Contrast-Enhanced Ultrasound as a Diagnostic Procedure in Renal Diseases: A Case Report


Standard ultrasound (US) finds wide use in renal diseases as a screening procedure, but it is not always able to characterize lesions, especially in differential diagnosis between benign and malignant lesions. In contrast, contrast-enhanced ultrasonography (CEUS) is appropriate in differentiating between solid and cystic lesions as well as between tumors and pseudotumors. We show the case of a nephropathic patient who showed a complex, large, growing renal mass, characterized through a CEUS. This seventy-five-year-old diabetic heart patient showed a 6 cm-complex and plurisected cyst on ultrasound of left kidney. Laboratory data showed the presence of stage IIIb chronic renal failure with GFR 30 ml/min, creatinine 2.33 mg/dl, azotemia 88 mg/dl. The patient performed abdominal CT without contrast medium, showing at the level of the left upper pole, a roundish formation with the dimensions of approximately 70x53x50 mm.
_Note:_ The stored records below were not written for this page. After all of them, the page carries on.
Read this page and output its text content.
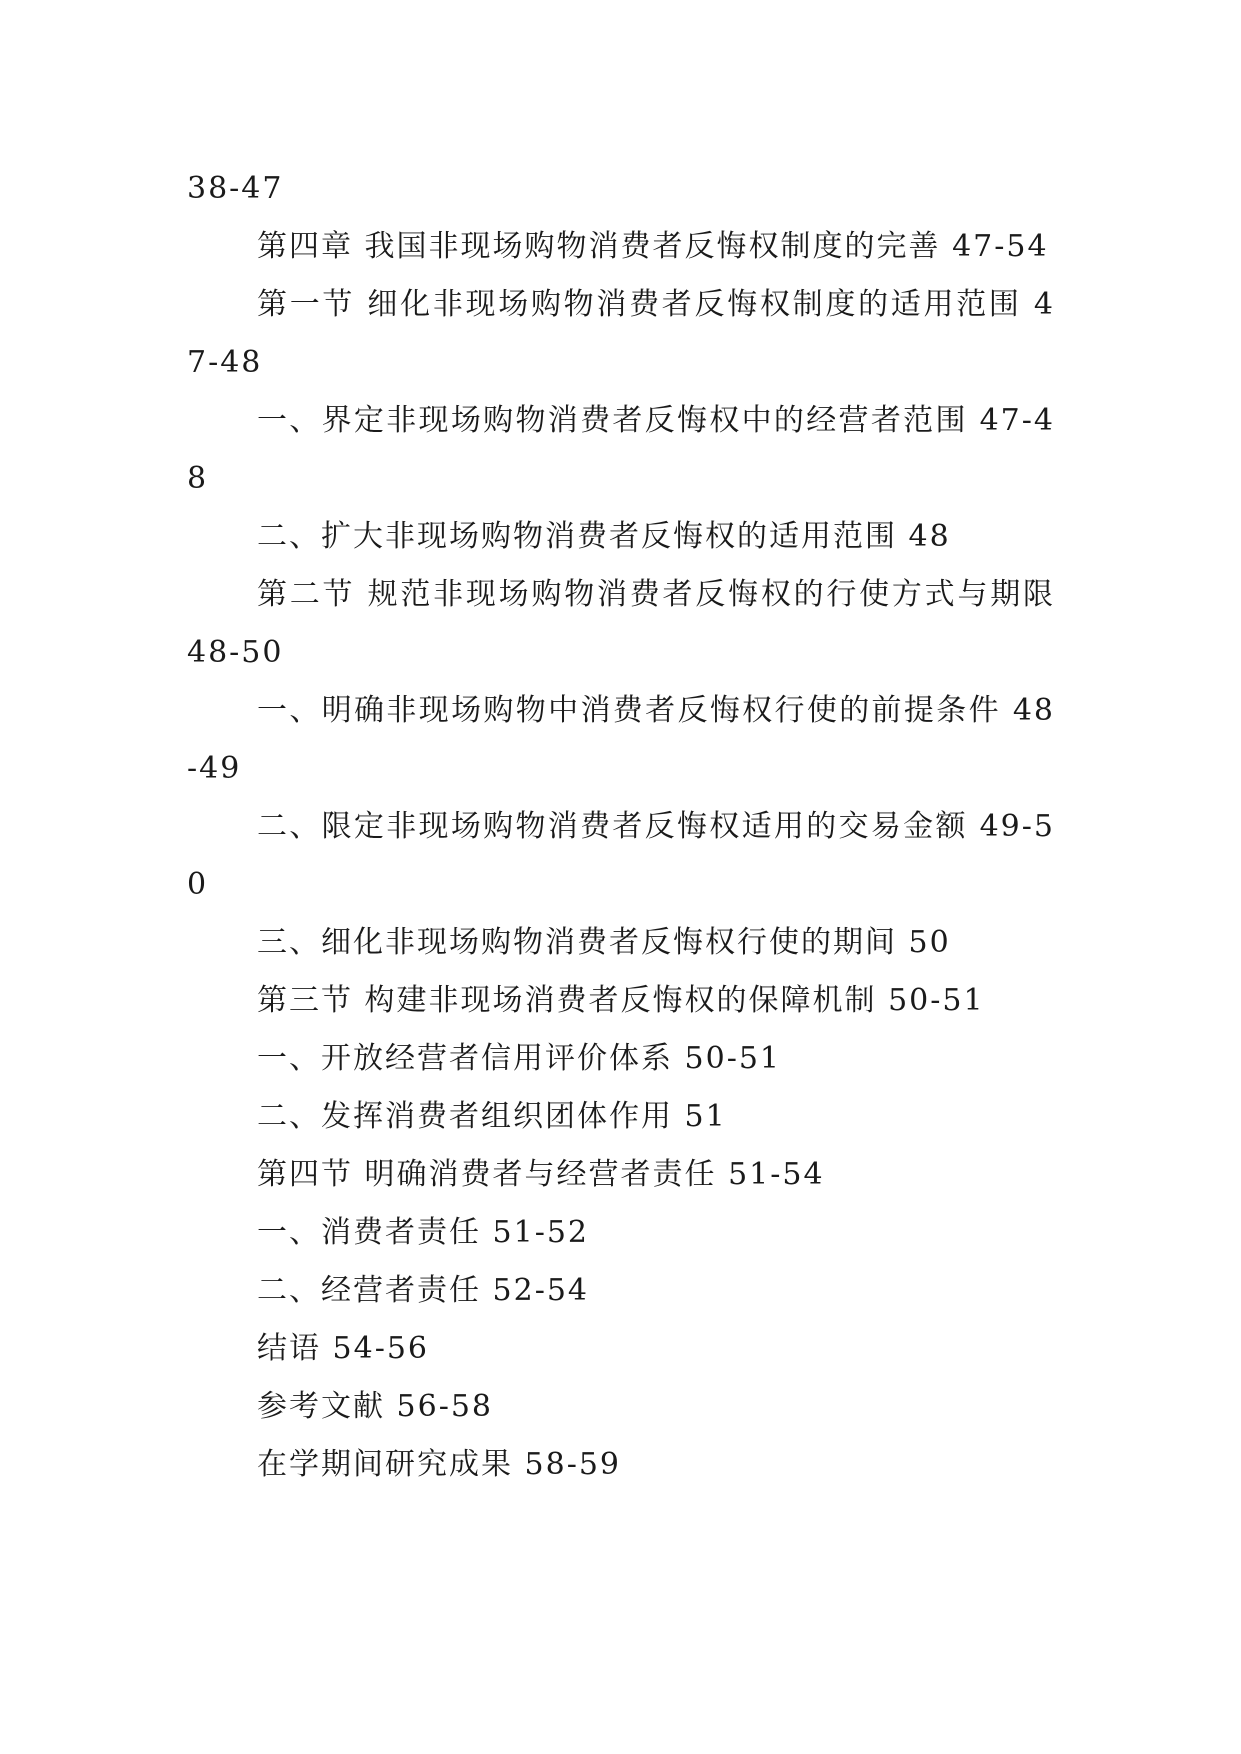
38-47
第四章 我国非现场购物消费者反悔权制度的完善 47-54
第一节 细化非现场购物消费者反悔权制度的适用范围 47-48
一、界定非现场购物消费者反悔权中的经营者范围 47-48
二、扩大非现场购物消费者反悔权的适用范围 48
第二节 规范非现场购物消费者反悔权的行使方式与期限 48-50
一、明确非现场购物中消费者反悔权行使的前提条件 48-49
二、限定非现场购物消费者反悔权适用的交易金额 49-50
三、细化非现场购物消费者反悔权行使的期间 50
第三节 构建非现场消费者反悔权的保障机制 50-51
一、开放经营者信用评价体系 50-51
二、发挥消费者组织团体作用 51
第四节 明确消费者与经营者责任 51-54
一、消费者责任 51-52
二、经营者责任 52-54
结语 54-56
参考文献 56-58
在学期间研究成果 58-59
At the semiannual checkup, the nephrology examination showed a slight rise in creatinine and, therefore, after six months, it was decided to perform a CT scan without contrast medium again. CT showed a slight increase in the size of the mass located at the left kidney (74x56x57 mm). Given the increased size of the left mass, albeit modest, a CEUS was performed to reach a diriment diagnosis. CEUS concluded for complex cystic formation with presence of intraluminal solid-corpuscular material, with thrombotic-hemorrhagic etiology, in progressive phase of organization, classifiable as Bosniak type II cyst. CEUS in the kidneys is a cost-effective and valuable imaging technique; it is accurate in the characterization of indeterminate lesions and complex cysts.
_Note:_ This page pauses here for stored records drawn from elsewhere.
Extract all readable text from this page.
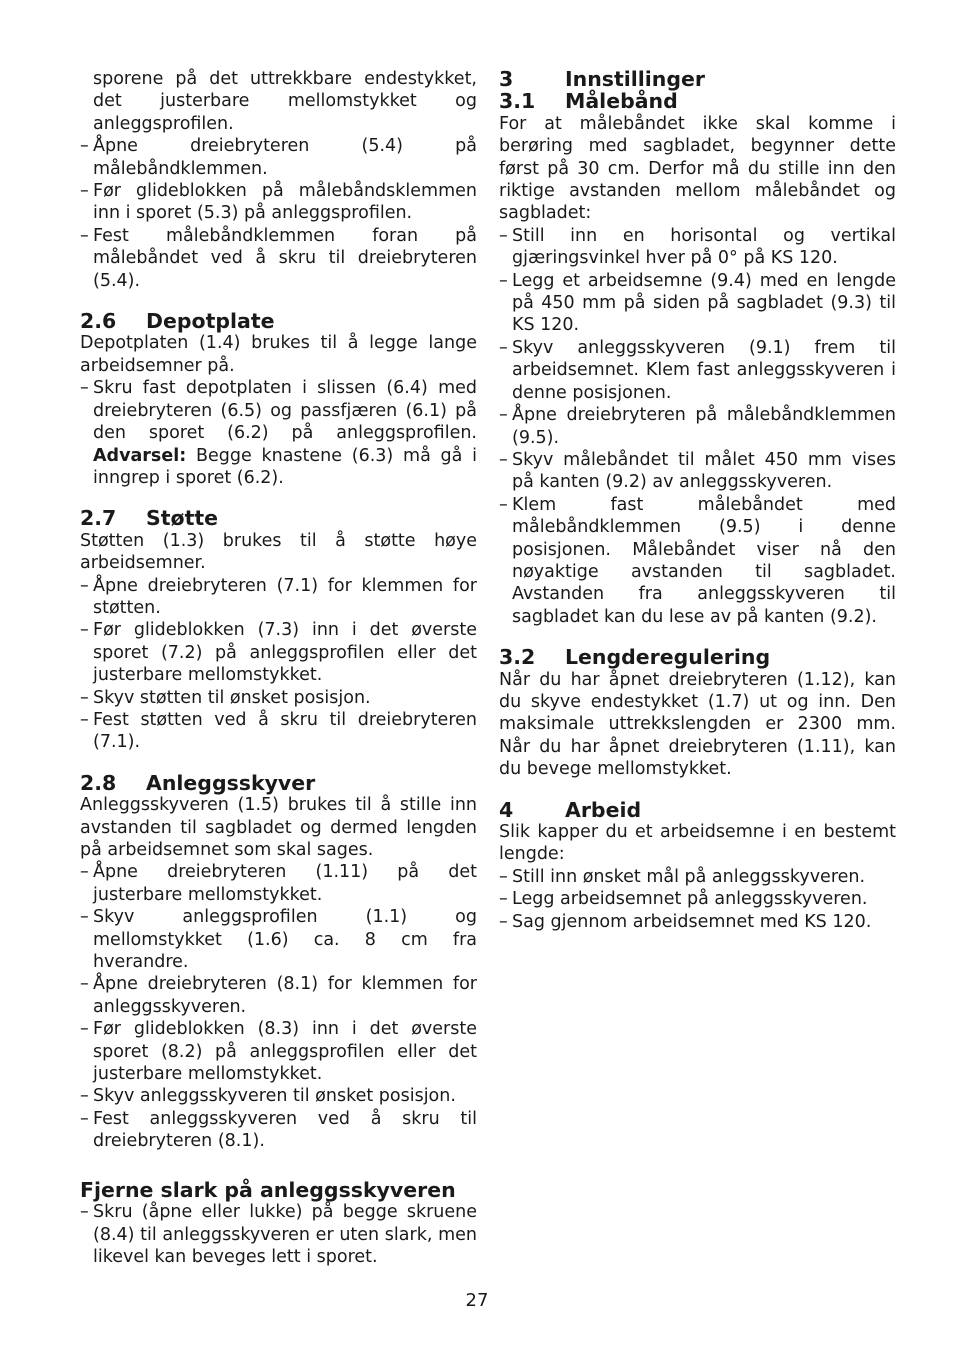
sporene på det uttrekkbare endestykket, det justerbare mellomstykket og anleggsprofilen.
– Åpne dreiebryteren (5.4) på målebåndklemmen.
– Før glideblokken på målebåndsklemmen inn i sporet (5.3) på anleggsprofilen.
– Fest målebåndklemmen foran på målebåndet ved å skru til dreiebryteren (5.4).
2.6	Depotplate

Depotplaten (1.4) brukes til å legge lange arbeidsemner på.

– Skru fast depotplaten i slissen (6.4) med dreiebryteren (6.5) og passfjæren (6.1) på den sporet (6.2) på anleggsprofilen. Advarsel: Begge knastene (6.3) må gå i inngrep i sporet (6.2).
2.7	Støtte

Støtten (1.3) brukes til å støtte høye arbeidsemner.

– Åpne dreiebryteren (7.1) for klemmen for støtten.
– Før glideblokken (7.3) inn i det øverste sporet (7.2) på anleggsprofilen eller det justerbare mellomstykket.
– Skyv støtten til ønsket posisjon.
– Fest støtten ved å skru til dreiebryteren (7.1).
2.8	Anleggsskyver

Anleggsskyveren (1.5) brukes til å stille inn avstanden til sagbladet og dermed lengden på arbeidsemnet som skal sages.

– Åpne dreiebryteren (1.11) på det justerbare mellomstykket.
– Skyv anleggsprofilen (1.1) og mellomstykket (1.6) ca. 8 cm fra hverandre.
– Åpne dreiebryteren (8.1) for klemmen for anleggsskyveren.
– Før glideblokken (8.3) inn i det øverste sporet (8.2) på anleggsprofilen eller det justerbare mellomstykket.
– Skyv anleggsskyveren til ønsket posisjon.
– Fest anleggsskyveren ved å skru til dreiebryteren (8.1).
Fjerne slark på anleggsskyveren
– Skru (åpne eller lukke) på begge skruene (8.4) til anleggsskyveren er uten slark, men likevel kan beveges lett i sporet.
3	Innstillinger
3.1	Målebånd

For at målebåndet ikke skal komme i berøring med sagbladet, begynner dette først på 30 cm. Derfor må du stille inn den riktige avstanden mellom målebåndet og sagbladet:

– Still inn en horisontal og vertikal gjæringsvinkel hver på 0° på KS 120.
– Legg et arbeidsemne (9.4) med en lengde på 450 mm på siden på sagbladet (9.3) til KS 120.
– Skyv anleggsskyveren (9.1) frem til arbeidsemnet. Klem fast anleggsskyveren i denne posisjonen.
– Åpne dreiebryteren på målebåndklemmen (9.5).
– Skyv målebåndet til målet 450 mm vises på kanten (9.2) av anleggsskyveren.
– Klem fast målebåndet med målebåndklemmen (9.5) i denne posisjonen. Målebåndet viser nå den nøyaktige avstanden til sagbladet. Avstanden fra anleggsskyveren til sagbladet kan du lese av på kanten (9.2).
3.2	Lengderegulering

Når du har åpnet dreiebryteren (1.12), kan du skyve endestykket (1.7) ut og inn. Den maksimale uttrekkslengden er 2300 mm. Når du har åpnet dreiebryteren (1.11), kan du bevege mellomstykket.

4	Arbeid

Slik kapper du et arbeidsemne i en bestemt lengde:

– Still inn ønsket mål på anleggsskyveren.
– Legg arbeidsemnet på anleggsskyveren.
– Sag gjennom arbeidsemnet med KS 120.
27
Keywords: Contrast-Enhanced Ultrasound, CEUS, Renal Cyst, Indeterminate Renal Mass


Ultrasound (US) is a non-invasive technique commonly used for first level investigation in renal diseases. It is known to be an easy-to-use and relatively inexpensive approach. Computed tomography (CT) and magnetic resonance (RM) are also used for these indications, but they certainly have a higher cost and risks such as exposure to ionizing radiation in the case of CT. Standard US finds wide use as a screening procedure, but it is not always able to characterize lesions. In fact, lesions may present as isoechoic to the renal parenchyma on grey-scale imaging, and the micro-circulation can be detected with difficulty using Doppler. In addition, the standard US fails to make differential diagnosis between benign and malignant lesions [1].
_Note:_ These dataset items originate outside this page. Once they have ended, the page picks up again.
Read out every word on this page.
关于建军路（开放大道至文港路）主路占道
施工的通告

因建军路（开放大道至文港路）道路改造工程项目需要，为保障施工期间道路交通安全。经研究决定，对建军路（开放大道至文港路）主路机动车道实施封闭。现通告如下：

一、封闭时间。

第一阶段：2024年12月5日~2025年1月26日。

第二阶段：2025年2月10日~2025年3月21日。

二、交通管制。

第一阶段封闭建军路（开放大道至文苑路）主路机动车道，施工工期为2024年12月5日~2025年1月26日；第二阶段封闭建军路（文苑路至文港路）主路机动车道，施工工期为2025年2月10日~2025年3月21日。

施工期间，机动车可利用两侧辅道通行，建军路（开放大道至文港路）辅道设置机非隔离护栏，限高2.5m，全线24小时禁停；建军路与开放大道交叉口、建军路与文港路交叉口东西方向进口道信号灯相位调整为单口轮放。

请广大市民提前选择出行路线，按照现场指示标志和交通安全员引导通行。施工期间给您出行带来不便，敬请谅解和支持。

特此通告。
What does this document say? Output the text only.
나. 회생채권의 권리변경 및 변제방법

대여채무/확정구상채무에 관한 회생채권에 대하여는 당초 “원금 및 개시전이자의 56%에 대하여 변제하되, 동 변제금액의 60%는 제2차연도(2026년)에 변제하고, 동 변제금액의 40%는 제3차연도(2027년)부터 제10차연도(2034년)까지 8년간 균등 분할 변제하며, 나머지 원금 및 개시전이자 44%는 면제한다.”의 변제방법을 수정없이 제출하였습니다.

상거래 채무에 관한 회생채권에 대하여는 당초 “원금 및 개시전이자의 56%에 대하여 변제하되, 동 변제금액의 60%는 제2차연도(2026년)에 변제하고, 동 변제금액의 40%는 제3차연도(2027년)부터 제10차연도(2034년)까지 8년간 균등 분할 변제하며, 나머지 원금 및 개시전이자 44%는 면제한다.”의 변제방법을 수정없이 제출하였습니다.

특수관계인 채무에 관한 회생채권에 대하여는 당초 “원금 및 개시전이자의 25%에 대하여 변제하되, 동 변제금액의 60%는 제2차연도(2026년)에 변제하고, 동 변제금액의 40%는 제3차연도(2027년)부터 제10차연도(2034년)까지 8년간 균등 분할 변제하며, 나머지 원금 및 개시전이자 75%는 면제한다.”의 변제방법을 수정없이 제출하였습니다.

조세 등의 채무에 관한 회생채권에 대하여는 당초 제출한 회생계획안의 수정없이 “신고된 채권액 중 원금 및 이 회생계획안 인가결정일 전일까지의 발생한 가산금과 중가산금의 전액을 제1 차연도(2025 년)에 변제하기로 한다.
In contrast, the clinical use of contrast-enhanced ultrasonography (CEUS) in the kidney has been very well defined by the guidelines of the European Federation of Societies for Ultrasound in Medicine and Biology (EFSUMB) published in 2017. Based on these indications, CEUS is appropriate in identifying suspected vascular disorders such as infarction and cortical necrosis; in differentiating between solid and cystic lesions as well as between tumors and pseudotumors. CEUS is useful in the characterization and follow-up of complex cystic masses and in the identification of renal abscesses, as also in radiofrequency ablation of non-surgical masses [2].